“If you go slowly enough, six or seven months is an eternity—if you let it be—if you forget old things, and learn new ones. Even a week can last forever.”
Rick Bass, Winter

"In the midst of winter, I finally learned that there was in me an invincible summer."
Albert Camus

Friday, March 2, 2012

Day 86: The Snow Man and the Snow Dog

A peaceful snow day spent inside writing, reveling in the luxury of all this snow and time.  And then a romp with the dog, chasing and stillness: the ephemeral and eternal, lying down, side by side.

It was inevitable in a blog with "Winter" in the title that I would one day pay homage to Wallace Stevens.
 
 
"The Snow Man" by Wallace Stevens

One must have a mind of winter
To regard the frost and the boughs
Of the pine-trees crusted with snow;
And have been cold a long time
To behold the junipers shagged with ice,
The spruces rough in the distant glitter
Of the January sun; and not to think
Of any misery in the sound of the wind,
In the sound of a few leaves,
Which is the sound of the land
Full of the same wind
That is blowing in the same bare place
For the listener, who listens in the snow,
And, nothing himself, beholds
Nothing that is not there and the nothing that is. 

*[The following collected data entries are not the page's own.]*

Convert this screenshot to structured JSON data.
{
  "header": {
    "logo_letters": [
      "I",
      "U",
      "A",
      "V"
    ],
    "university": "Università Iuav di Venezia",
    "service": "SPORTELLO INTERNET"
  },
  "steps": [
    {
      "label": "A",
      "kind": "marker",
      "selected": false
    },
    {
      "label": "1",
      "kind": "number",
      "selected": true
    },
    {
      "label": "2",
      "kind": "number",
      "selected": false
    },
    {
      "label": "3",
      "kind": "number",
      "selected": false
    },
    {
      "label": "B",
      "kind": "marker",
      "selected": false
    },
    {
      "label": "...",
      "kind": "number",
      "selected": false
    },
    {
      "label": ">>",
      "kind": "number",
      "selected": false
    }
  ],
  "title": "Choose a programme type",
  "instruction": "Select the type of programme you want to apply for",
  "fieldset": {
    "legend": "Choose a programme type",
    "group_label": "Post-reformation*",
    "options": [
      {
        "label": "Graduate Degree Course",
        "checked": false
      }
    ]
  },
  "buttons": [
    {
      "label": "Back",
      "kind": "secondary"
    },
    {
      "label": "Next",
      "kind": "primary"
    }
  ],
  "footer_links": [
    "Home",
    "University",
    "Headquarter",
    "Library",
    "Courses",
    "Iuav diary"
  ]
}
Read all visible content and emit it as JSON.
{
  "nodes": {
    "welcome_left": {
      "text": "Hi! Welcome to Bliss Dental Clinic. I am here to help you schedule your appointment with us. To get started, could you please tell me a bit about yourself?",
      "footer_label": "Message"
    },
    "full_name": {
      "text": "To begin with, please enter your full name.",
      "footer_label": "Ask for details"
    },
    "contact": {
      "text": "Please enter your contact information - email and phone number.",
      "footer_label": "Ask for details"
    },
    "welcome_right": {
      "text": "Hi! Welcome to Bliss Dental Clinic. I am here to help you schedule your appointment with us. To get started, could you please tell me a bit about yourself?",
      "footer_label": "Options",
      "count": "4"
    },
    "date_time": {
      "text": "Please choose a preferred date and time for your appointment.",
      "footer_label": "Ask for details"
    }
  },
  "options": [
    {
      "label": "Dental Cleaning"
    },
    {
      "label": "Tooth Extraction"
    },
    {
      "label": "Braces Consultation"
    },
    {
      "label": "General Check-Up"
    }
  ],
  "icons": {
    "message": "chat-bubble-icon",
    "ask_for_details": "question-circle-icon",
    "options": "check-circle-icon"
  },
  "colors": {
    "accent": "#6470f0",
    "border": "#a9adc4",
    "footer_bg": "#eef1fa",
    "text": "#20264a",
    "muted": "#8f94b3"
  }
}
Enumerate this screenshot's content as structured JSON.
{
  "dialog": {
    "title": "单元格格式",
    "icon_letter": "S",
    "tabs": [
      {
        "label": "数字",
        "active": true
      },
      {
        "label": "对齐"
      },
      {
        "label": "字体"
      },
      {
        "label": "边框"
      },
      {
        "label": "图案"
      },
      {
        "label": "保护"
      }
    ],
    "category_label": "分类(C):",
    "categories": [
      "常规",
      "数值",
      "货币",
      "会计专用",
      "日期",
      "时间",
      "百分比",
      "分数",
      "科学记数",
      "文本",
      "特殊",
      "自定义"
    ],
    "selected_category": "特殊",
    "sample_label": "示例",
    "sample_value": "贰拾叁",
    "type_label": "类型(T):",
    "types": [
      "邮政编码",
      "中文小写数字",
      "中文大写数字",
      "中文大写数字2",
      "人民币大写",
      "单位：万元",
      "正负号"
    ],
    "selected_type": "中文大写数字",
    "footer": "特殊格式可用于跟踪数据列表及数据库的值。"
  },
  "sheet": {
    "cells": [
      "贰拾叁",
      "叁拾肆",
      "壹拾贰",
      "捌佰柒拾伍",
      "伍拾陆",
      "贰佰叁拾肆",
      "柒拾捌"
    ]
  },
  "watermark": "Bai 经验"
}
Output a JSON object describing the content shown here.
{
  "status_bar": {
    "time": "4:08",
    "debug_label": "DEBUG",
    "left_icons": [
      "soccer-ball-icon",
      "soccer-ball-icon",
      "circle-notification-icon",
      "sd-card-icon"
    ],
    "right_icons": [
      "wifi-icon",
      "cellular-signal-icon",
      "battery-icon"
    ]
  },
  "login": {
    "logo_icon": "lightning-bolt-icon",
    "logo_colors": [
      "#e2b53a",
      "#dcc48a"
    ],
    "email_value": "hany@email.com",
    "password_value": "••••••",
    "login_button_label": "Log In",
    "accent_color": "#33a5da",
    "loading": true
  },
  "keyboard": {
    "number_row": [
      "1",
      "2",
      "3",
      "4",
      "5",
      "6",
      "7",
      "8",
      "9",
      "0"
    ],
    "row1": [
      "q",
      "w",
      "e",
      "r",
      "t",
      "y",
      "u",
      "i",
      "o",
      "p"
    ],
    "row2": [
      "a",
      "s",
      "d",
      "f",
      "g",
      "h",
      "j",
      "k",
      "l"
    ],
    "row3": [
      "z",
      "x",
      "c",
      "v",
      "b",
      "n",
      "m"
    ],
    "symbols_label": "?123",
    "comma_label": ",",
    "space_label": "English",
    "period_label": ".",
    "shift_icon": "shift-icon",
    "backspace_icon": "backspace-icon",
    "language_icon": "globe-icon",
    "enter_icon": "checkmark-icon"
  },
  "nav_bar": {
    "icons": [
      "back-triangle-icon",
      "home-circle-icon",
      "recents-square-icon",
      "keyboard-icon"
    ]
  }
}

"The Dog in Winter" by Natalia Rachel Singer

One must have a mind of winter to regard the hemlock branches laden with snow and the steep slope toward the river where bones were buried in fall leaves and scattered sticks beckon now.

One has to hear music in this wind and in toys squeaking underfoot where the crust is thin, not the misery of cold March even if somewhere not far from here crocuses break ground with furious color. 

In this late winter stillness, a canine mind can perceive the all--winter grass, frozen river, caked branches, wind--until the dog's mind is winter itself, indistinguishable from snow and land.

And then the dog's person watches, beholding the something that is here, not listening yet to the nothing that becomes everything after winter days like this are gone.